For a period of about two weeks after the walkout, which included the date when the Rev. Stoltzfoos was to pray, House officials asked to see planned prayers in advance. But pastors and legislators complained, calling it censorship.
Now, a letter from Mr. McCall is sent to prospective guest chaplains, asking them to use "an interfaith, non-denominational prayer" and to refrain from expressing views on legislative, political or governmental issues before or during the prayer."
Saying "God" or "Father" is permissible in the House, but its officials still don't want pastors to mention specific religious figures, such as Jesus, Muhammad, Buddha or others.
The Senate is more liberal when it comes to opening prayers, said Drew Crompton, legal counsel to Senate President Pro Tem Joe Scarnati, R-Jefferson. The Senate also tries to ensure diversity of clergy who offer its session-opening prayers, he said.
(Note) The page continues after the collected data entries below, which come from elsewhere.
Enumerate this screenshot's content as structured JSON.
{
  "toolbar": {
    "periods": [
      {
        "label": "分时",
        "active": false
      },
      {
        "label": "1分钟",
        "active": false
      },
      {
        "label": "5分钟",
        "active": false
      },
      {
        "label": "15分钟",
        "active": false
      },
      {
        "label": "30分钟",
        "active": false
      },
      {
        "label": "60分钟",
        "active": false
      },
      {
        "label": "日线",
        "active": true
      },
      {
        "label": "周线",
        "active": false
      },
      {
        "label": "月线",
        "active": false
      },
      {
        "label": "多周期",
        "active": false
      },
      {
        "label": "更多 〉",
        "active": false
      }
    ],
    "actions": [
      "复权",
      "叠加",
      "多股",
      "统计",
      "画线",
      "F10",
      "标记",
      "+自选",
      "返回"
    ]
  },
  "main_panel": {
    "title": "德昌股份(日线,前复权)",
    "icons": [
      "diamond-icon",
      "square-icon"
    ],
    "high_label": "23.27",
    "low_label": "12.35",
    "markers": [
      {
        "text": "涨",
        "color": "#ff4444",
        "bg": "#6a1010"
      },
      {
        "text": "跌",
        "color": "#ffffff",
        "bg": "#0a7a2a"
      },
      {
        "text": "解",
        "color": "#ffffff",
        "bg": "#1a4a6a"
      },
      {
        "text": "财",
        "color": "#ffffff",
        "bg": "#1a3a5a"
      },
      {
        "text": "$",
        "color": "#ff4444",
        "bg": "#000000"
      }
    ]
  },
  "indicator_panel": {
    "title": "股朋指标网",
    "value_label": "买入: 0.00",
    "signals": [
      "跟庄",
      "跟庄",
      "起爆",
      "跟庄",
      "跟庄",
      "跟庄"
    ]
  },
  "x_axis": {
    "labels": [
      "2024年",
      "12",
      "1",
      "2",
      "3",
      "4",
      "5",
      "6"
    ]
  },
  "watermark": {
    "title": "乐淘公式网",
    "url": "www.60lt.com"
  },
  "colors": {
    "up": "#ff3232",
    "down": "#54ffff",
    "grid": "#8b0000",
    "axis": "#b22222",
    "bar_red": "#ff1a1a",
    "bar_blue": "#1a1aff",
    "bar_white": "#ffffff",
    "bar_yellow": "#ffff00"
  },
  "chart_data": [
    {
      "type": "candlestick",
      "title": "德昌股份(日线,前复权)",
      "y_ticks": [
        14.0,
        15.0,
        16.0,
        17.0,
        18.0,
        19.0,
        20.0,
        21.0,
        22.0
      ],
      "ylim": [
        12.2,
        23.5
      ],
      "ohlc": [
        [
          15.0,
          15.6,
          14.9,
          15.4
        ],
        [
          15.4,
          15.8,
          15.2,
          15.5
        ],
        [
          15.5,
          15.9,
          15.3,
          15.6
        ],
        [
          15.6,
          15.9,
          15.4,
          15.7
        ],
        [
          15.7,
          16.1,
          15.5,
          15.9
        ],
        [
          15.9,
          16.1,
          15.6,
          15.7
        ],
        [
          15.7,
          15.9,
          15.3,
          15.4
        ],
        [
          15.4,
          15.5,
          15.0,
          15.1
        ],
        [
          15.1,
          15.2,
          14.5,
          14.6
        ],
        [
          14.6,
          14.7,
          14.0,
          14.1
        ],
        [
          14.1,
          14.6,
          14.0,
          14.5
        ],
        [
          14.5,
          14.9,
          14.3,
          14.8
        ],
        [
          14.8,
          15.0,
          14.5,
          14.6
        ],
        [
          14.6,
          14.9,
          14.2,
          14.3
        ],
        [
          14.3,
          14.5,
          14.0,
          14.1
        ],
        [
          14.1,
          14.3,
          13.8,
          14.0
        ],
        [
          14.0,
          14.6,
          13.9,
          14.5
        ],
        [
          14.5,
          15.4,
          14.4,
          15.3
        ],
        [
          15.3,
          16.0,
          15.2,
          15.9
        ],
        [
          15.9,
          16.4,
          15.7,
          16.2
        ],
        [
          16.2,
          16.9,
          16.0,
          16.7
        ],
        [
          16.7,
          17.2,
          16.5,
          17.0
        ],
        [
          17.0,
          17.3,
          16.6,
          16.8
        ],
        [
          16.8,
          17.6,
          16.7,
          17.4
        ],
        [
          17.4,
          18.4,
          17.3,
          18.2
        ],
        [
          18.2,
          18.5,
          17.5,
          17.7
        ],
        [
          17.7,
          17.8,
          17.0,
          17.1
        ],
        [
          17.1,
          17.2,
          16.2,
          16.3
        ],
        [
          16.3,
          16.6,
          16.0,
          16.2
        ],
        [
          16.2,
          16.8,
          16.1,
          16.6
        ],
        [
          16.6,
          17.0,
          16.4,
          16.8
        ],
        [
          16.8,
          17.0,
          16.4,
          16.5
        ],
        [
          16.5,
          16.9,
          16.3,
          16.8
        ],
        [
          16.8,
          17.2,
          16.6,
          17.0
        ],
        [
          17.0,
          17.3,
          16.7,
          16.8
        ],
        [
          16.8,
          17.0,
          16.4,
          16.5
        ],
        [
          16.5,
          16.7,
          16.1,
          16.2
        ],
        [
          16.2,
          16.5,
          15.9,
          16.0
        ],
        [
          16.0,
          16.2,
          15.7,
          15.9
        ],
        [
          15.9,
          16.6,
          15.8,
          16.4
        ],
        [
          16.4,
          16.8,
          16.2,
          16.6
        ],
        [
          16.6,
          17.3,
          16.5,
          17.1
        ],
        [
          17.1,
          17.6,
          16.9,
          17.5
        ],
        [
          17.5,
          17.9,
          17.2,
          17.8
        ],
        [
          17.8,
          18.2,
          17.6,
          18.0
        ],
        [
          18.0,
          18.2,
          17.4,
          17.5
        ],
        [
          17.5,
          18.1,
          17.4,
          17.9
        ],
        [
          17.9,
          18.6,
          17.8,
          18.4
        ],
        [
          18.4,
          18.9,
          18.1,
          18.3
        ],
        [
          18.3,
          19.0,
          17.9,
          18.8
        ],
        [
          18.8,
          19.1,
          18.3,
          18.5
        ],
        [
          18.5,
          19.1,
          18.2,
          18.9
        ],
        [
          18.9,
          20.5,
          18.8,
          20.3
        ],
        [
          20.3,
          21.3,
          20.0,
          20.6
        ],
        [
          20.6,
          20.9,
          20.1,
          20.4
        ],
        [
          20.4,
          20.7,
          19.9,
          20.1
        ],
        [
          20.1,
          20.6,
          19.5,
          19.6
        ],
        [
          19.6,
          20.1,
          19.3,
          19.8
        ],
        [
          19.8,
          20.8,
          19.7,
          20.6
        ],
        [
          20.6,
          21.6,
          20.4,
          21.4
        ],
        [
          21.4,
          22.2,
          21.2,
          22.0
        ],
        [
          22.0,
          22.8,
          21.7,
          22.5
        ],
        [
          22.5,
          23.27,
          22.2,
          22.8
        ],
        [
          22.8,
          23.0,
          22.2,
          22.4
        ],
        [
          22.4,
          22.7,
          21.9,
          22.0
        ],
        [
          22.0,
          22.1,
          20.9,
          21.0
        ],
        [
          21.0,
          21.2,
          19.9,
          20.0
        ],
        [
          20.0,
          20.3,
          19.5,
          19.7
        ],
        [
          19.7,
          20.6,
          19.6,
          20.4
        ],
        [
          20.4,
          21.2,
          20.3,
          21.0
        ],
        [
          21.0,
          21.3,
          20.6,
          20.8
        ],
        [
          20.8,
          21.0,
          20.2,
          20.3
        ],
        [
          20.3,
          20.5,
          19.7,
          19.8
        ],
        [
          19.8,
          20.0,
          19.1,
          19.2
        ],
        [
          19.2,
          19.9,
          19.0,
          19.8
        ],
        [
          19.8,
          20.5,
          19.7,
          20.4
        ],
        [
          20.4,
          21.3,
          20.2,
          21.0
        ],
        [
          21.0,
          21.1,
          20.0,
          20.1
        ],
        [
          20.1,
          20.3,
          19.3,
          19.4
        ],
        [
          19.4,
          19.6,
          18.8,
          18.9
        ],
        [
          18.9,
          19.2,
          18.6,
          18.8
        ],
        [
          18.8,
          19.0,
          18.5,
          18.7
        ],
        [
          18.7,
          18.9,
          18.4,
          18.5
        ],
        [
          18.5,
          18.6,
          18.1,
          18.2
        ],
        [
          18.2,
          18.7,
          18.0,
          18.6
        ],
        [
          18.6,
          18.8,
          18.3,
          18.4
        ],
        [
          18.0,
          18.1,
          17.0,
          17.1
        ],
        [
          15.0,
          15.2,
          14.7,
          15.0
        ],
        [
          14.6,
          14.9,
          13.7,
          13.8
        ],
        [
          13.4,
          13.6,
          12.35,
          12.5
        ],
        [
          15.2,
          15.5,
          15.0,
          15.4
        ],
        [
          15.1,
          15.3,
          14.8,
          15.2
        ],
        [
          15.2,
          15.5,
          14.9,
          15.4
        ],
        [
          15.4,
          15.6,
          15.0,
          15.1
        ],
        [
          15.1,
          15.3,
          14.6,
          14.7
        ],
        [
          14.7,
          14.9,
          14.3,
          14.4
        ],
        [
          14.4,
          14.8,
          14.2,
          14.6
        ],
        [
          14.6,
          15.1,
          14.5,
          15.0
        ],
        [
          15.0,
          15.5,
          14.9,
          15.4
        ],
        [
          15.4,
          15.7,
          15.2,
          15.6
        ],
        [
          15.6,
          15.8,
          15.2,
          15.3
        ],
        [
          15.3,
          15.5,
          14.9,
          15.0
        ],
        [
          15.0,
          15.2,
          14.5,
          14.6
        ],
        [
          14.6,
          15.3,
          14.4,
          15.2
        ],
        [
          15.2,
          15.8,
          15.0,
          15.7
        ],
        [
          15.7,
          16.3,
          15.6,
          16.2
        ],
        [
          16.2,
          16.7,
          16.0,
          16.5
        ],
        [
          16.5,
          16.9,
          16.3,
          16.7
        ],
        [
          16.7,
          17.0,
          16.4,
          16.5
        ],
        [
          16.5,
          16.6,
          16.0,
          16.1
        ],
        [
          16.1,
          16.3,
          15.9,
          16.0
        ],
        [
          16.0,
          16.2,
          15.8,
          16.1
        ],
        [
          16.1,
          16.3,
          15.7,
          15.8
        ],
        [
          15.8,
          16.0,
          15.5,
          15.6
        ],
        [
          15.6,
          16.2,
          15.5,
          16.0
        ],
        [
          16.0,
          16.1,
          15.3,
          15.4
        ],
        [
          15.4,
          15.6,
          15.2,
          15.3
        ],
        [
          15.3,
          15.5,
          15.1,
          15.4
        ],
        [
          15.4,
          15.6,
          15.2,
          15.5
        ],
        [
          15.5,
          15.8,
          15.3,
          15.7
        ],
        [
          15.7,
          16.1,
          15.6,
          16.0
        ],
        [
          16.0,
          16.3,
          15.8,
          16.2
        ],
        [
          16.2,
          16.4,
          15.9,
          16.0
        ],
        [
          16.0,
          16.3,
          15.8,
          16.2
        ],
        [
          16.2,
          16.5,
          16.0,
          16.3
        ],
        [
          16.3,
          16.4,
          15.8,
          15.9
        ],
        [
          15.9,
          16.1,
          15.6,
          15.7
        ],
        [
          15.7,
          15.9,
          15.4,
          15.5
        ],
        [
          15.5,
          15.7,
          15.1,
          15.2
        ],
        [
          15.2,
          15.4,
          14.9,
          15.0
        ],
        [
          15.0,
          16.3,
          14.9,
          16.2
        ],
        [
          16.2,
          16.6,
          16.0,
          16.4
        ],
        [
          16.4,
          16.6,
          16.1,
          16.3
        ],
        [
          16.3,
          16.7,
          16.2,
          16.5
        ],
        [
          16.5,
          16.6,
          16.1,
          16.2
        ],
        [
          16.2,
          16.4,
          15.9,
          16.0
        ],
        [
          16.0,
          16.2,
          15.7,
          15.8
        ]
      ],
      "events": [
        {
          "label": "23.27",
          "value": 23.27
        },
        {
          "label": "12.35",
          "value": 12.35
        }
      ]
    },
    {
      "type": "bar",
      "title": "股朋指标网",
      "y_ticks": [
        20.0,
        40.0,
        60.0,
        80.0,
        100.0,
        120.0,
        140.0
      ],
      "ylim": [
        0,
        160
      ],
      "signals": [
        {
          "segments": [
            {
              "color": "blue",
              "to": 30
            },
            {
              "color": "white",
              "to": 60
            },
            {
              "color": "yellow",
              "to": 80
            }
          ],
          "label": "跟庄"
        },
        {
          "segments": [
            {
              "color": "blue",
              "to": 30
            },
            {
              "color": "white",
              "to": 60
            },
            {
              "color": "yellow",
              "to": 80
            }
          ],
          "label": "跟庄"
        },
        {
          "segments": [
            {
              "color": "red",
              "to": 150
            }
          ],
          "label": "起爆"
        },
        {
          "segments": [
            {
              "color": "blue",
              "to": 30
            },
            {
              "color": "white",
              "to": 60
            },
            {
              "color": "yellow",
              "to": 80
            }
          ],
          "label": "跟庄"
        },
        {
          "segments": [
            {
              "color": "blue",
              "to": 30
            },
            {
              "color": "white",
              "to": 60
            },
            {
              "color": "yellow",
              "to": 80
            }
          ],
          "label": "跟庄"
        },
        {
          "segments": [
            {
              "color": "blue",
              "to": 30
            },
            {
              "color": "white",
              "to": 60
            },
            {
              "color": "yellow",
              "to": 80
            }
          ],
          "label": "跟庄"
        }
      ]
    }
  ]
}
A letter sent to prospective clergy states that opening prayer "has been a Senate order of business observed for many years," and adds, "Please be mindful of the religious diversity of the members of our chamber."
About a year ago, a group called Americans United for Separation of Church and State urged that prayers in the state Senate be nonsectarian. The watchdog group complained that opening prayers usually only contained Jesus' name, usually as "In Jesus' name, we pray."
Senate officials responded by opening the prayers to leaders from various faiths, including Christian, Jewish, Muslim, Unitarian and more recently, Buddhist and Sikh clergy. The policy seems to be working well, Mr. Crompton said.
"We want diversity, but we don't want to regulate speech," he said.
Sen. Richard Alloway, who also represents Adams County, where the Rev. Stoltzfoos lives, has invited the pastor to open a Senate session July 29 with prayer. It's OK to mention the name of Jesus, he was told.
The Rev. Stoltzfoos said two law firms have contacted him about suing the House, but "I am reluctant to do that. I'm not looking for a fight."